Неприятельские танки прошли стороной. Даже шума их не слышали. Зато когда чужие автоматчики наш заслон подперли, ему некуда было деваться, как только в эту траншею прыгать. А из нее нигде никакого лаза, нигде никакого выхода. Противоположная стена крутая, высокая, на совесть сделанная. Набилось наших в ловушку порядочно. Подходи и в упор расстреливай. Из соседних дворов подтаскивали лестницы, торчмя ставили все, что можно было поставить. Некоторые дядьки опускали вниз концы вожжей или просто веревок, вытаскивали ими изо рва обреченных. Автоматчики, словно потешаясь, кидали небрежные строчки сперва в тех, кто выручал, потом в тех, кто в беде очутился. Много полегло народу.
Микита в этот час лежал за валуном, на Водяной.
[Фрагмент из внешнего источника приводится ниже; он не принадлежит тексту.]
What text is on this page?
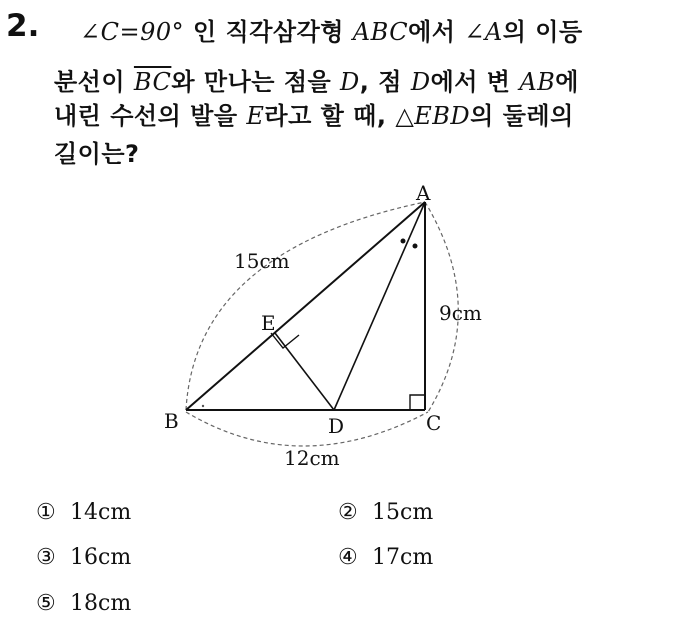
2. ∠C=90° 인 직각삼각형 ABC에서 ∠A의 이등
분선이 $\overline{BC}$와 만나는 점을 D, 점 D에서 변 AB에
내린 수선의 발을 E라고 할 때, △EBD의 둘레의
길이는?
A
B	C
D
E
15cm
9cm
12cm
① 14cm	② 15cm
③ 16cm	④ 17cm
⑤ 18cm
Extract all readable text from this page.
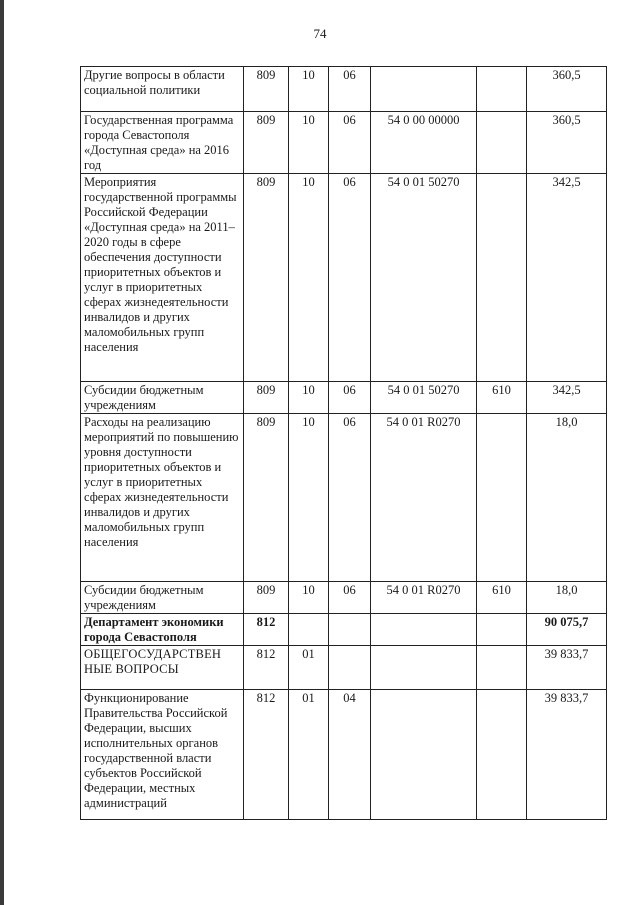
74
Другие вопросы в области социальной политики	809	10	06			360,5
Государственная программа города Севастополя «Доступная среда» на 2016 год	809	10	06	54 0 00 00000		360,5
Мероприятия государственной программы Российской Федерации «Доступная среда» на 2011–2020 годы в сфере обеспечения доступности приоритетных объектов и услуг в приоритетных сферах жизнедеятельности инвалидов и других маломобильных групп населения	809	10	06	54 0 01 50270		342,5
Субсидии бюджетным учреждениям	809	10	06	54 0 01 50270	610	342,5
Расходы на реализацию мероприятий по повышению уровня доступности приоритетных объектов и услуг в приоритетных сферах жизнедеятельности инвалидов и других маломобильных групп населения	809	10	06	54 0 01 R0270		18,0
Субсидии бюджетным учреждениям	809	10	06	54 0 01 R0270	610	18,0
Департамент экономики города Севастополя	812					90 075,7
ОБЩЕГОСУДАРСТВЕН НЫЕ ВОПРОСЫ	812	01				39 833,7
Функционирование Правительства Российской Федерации, высших исполнительных органов государственной власти субъектов Российской Федерации, местных администраций	812	01	04			39 833,7
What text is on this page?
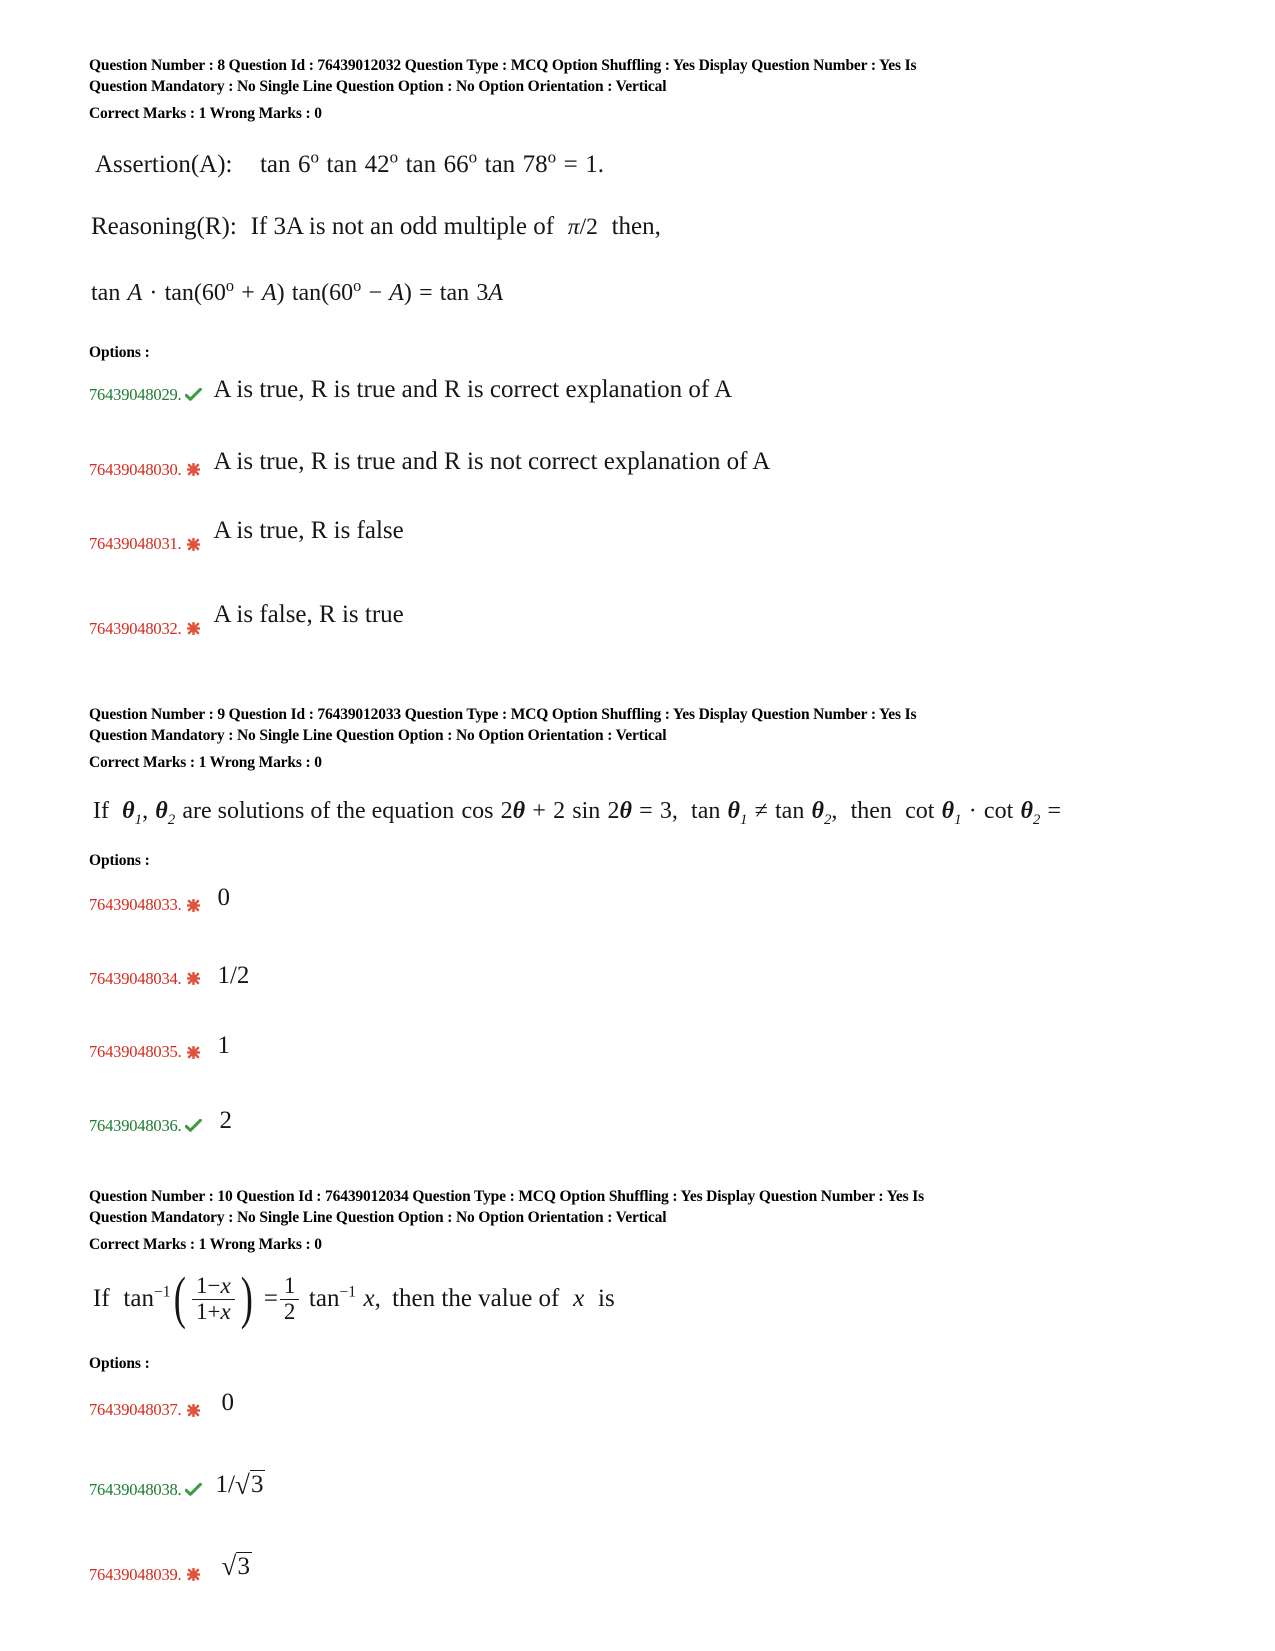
Question Number : 8 Question Id : 76439012032 Question Type : MCQ Option Shuffling : Yes Display Question Number : Yes Is
Question Mandatory : No Single Line Question Option : No Option Orientation : Vertical
Correct Marks : 1 Wrong Marks : 0
Assertion(A): tan 6$^o$ tan 42$^o$ tan 66$^o$ $\tan 78^o = 1$.
Reasoning(R): If 3A is not an odd multiple of π/2 then,
$\tan A \cdot \tan(60^o + A) \tan(60^o - A) = \tan 3A$
Options :
76439048029. A is true, R is true and R is correct explanation of A
76439048030. A is true, R is true and R is not correct explanation of A
76439048031.
A is true, R is false
76439048032.
A is false, R is true
Question Number : 9 Question Id : 76439012033 Question Type : MCQ Option Shuffling : Yes Display Question Number : Yes Is
Question Mandatory : No Single Line Question Option : No Option Orientation : Vertical
Correct Marks : 1 Wrong Marks : 0
If $\theta_1$, $\theta_2$ are solutions of the equation cos 2θ + 2 sin 2θ = 3, $\tan \theta_1 \ne \tan \theta_2$, then $\cot \theta_1 \cdot \cot \theta_2$ =
Options :
76439048033. 0
76439048034. 1/2
76439048035. 1
76439048036. 2
Question Number : 10 Question Id : 76439012034 Question Type : MCQ Option Shuffling : Yes Display Question Number : Yes Is
Question Mandatory : No Single Line Question Option : No Option Orientation : Vertical
Correct Marks : 1 Wrong Marks : 0
If $\tan^{-1}( \frac{1-x}{1+x}$ ) = $\frac{1}{2} \tan^{-1} x$, then the value of x is
Options :
76439048037. 0
76439048038. 1/ √ 3
76439048039.	√ 3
Почему прятался именно в этой балке, сам ответить не может.
Мать растолкала на зорьке.
— Чуешь, немцы Салкуцу переходят. Ховайся куда знаешь. Хочешь, беги в поле, заройся в скирду. Хочешь, в балку. Она от грейдера далеко. Может, и пронесет.
Хорошо, не полез в скирду. Поджарили бы, как поросенка. Они окружали скирды, словно то была не солома, а вооруженная крепость. Обшаривали автоматными очередями от пяты до гребня. Затем поджигали.
И удочки успел прихватить. Зачем ему те удочки? Умом сразу не уловил, но чувством понял: пригодятся. Поверят, действительно цивильный мужик, а не переодетый красноармеец. Не прятаться пришел, а наловить рыбки. Удочки могли пригодиться и на тот случай, если бы, скажем, пришлось сидеть тут денька два-три, пока в слободе все уляжется. Подопрет голод — закидывай снасти. А испечь рыбу можно и на углях, и на раскаленных камнях. Дело привычное.
Микита на втором году учебы остался без напарника. Костя заявил:
— Что мы тут штаны протираем? Айда в летную школу! Крымское училище набор объявило. Махнем?
— Ни, я трошки побуду.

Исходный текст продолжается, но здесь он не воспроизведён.